Les délais de prescription sont une matière technique : ils dépendent du fondement de l'action (responsabilité contractuelle, souvent applicable en droit médical, ou extracontractuelle) et du point de départ retenu. Mieux vaut donc toujours les faire vérifier par un avocat. Une règle simple peut vous rassurer : si moins de 5 ans se sont écoulés depuis la survenance du dommage — et non depuis le jour où vous en avez pris connaissance —, vous êtes en principe dans les temps. Au-delà, votre action n'est pas nécessairement prescrite : selon les cas, le délai ne commence à courir qu'à partir du moment où vous avez connu le dommage et l'identité du responsable, un délai contractuel plus long (jusqu'à 10 ans) peut s'appliquer, et d'autres règles peuvent en reporter l'échéance.
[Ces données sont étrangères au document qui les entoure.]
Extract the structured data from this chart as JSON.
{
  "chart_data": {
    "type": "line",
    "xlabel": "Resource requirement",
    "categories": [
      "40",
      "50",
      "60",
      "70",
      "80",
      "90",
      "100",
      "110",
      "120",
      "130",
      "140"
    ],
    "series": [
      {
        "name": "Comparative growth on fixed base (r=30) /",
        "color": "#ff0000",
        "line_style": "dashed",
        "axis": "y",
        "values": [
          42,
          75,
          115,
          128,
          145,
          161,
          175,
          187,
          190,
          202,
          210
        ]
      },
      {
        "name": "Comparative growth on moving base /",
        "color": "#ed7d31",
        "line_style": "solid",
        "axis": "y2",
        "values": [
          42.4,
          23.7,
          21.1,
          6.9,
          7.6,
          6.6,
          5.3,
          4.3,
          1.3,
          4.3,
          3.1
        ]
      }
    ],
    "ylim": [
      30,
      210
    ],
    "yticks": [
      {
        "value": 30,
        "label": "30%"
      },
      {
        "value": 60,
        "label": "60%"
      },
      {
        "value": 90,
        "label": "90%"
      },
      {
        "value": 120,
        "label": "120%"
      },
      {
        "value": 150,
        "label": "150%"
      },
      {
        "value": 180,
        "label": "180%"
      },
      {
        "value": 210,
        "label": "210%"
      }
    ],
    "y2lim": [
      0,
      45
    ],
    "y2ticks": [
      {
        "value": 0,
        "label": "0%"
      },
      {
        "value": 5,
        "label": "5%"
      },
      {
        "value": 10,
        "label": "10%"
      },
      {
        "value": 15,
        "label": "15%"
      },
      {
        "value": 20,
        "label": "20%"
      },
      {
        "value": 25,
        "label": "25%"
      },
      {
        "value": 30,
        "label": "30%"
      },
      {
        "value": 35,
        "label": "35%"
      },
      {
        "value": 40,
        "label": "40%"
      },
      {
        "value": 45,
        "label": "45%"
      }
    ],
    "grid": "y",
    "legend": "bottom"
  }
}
Dans cette hypothèse, l'avis éclairé d'un avocat est indispensable pour vérifier la recevabilité de votre demande.
Sources officielles et références
- Moniteur belge / Justel — loi du 22 août 2002 relative aux droits du patient ; loi du 31 mars 2010 relative à l'indemnisation des dommages résultant de soins de santé (FAM).
- INAMI — Fonds des accidents médicaux (FAM)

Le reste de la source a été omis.